![]() | Towards Creating a Poverty-Free World (UNESCO, 1995, 12 p.) |
Scientists have their own language which is different from the language of the people. The entire network of research institutions and scientists who work there have formed themselves into a single tribe (with sub-tribal villages, local chieftains and their hierarchy) with their tribal language and culture. They refuse to speak any other language.
When I questioned this, I was told scientists needed their seclusion to concentrate on their research; but communication with the ultimate user of their research is very much. in their mind. Communication works this way - national research institutions learn from the elite international research institutions. National Institutions in their turn pass on this knowledge to another group called extension agents. Finally extension agents bring the knowledge to the farmer.

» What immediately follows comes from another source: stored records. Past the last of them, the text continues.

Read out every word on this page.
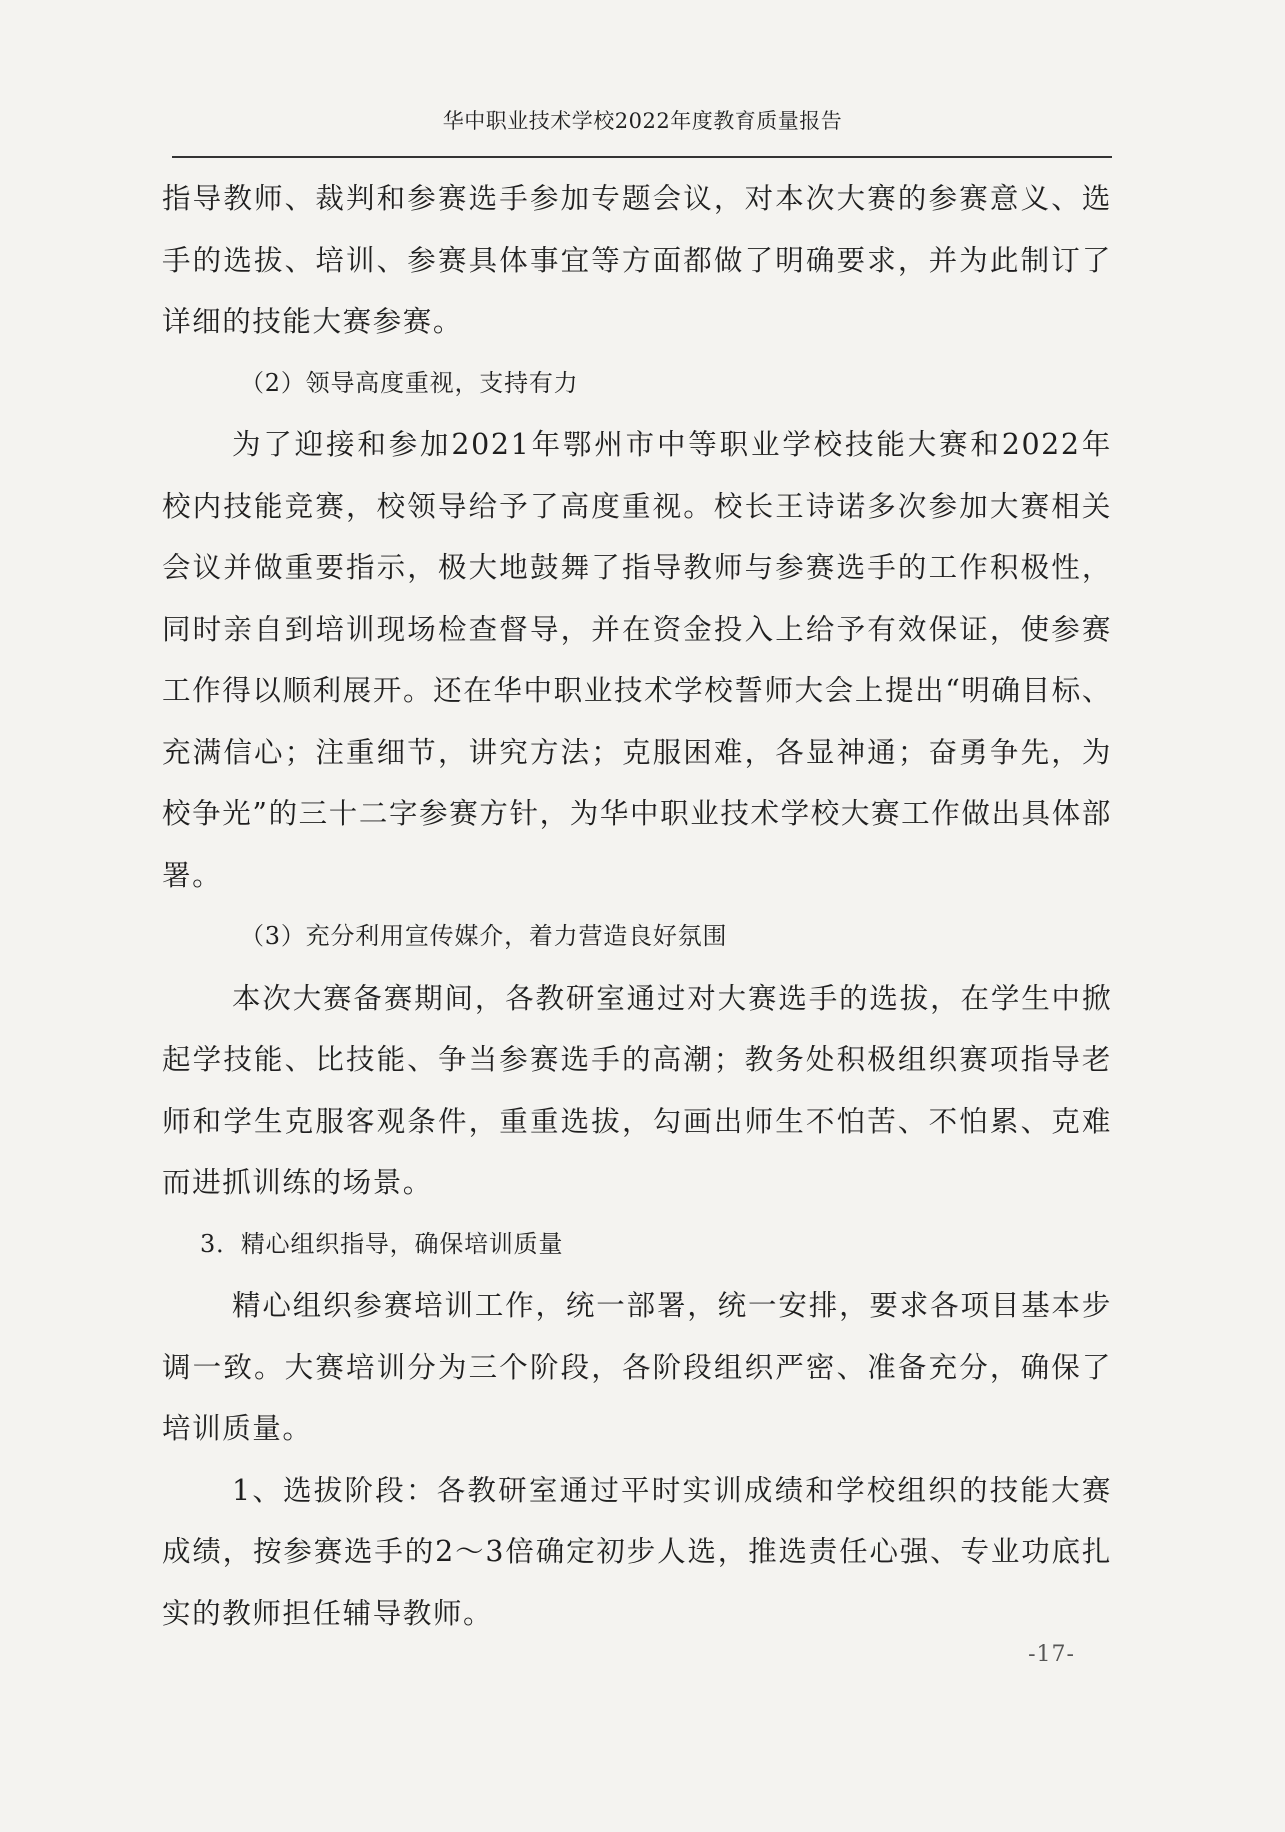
华中职业技术学校2022年度教育质量报告

指导教师、裁判和参赛选手参加专题会议，对本次大赛的参赛意义、选手的选拔、培训、参赛具体事宜等方面都做了明确要求，并为此制订了详细的技能大赛参赛。

（2）领导高度重视，支持有力

为了迎接和参加2021年鄂州市中等职业学校技能大赛和2022年校内技能竞赛，校领导给予了高度重视。校长王诗诺多次参加大赛相关会议并做重要指示，极大地鼓舞了指导教师与参赛选手的工作积极性，同时亲自到培训现场检查督导，并在资金投入上给予有效保证，使参赛工作得以顺利展开。还在华中职业技术学校誓师大会上提出“明确目标、充满信心；注重细节，讲究方法；克服困难，各显神通；奋勇争先，为校争光”的三十二字参赛方针，为华中职业技术学校大赛工作做出具体部署。

（3）充分利用宣传媒介，着力营造良好氛围

本次大赛备赛期间，各教研室通过对大赛选手的选拔，在学生中掀起学技能、比技能、争当参赛选手的高潮；教务处积极组织赛项指导老师和学生克服客观条件，重重选拔，勾画出师生不怕苦、不怕累、克难而进抓训练的场景。

3．精心组织指导，确保培训质量

精心组织参赛培训工作，统一部署，统一安排，要求各项目基本步调一致。大赛培训分为三个阶段，各阶段组织严密、准备充分，确保了培训质量。

1、选拔阶段：各教研室通过平时实训成绩和学校组织的技能大赛成绩，按参赛选手的2～3倍确定初步人选，推选责任心强、专业功底扎实的教师担任辅导教师。

-17-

I am told that it is not a strictly one-way communication as I have described. The national system interacts with farmers directly and through many other agencies and national and international systems also interact between them.
But given the tribal culture as it is, my guess is the relationship is more one-way than two-way. This is particularly so because the national system is totally under the control of the government and its bureaucracy.
Research institutions must be bi-lingual if they intend to address the hunger question directly and squarely. Research scientists should take time to get away from their tribal homelands and live in field stations to work with farmers to see how much sense their research is making at the users end. Probably one tiny adjustment in their recommended procedure would have made peoples lives so much easier; one tiny change of direction of their research would have brought so much benefit to the people. They would never know these if they had not come to work with them. Sometimes how one conceives of a research project, or how one applies a research becomes a more important drama than the drama of the research itself.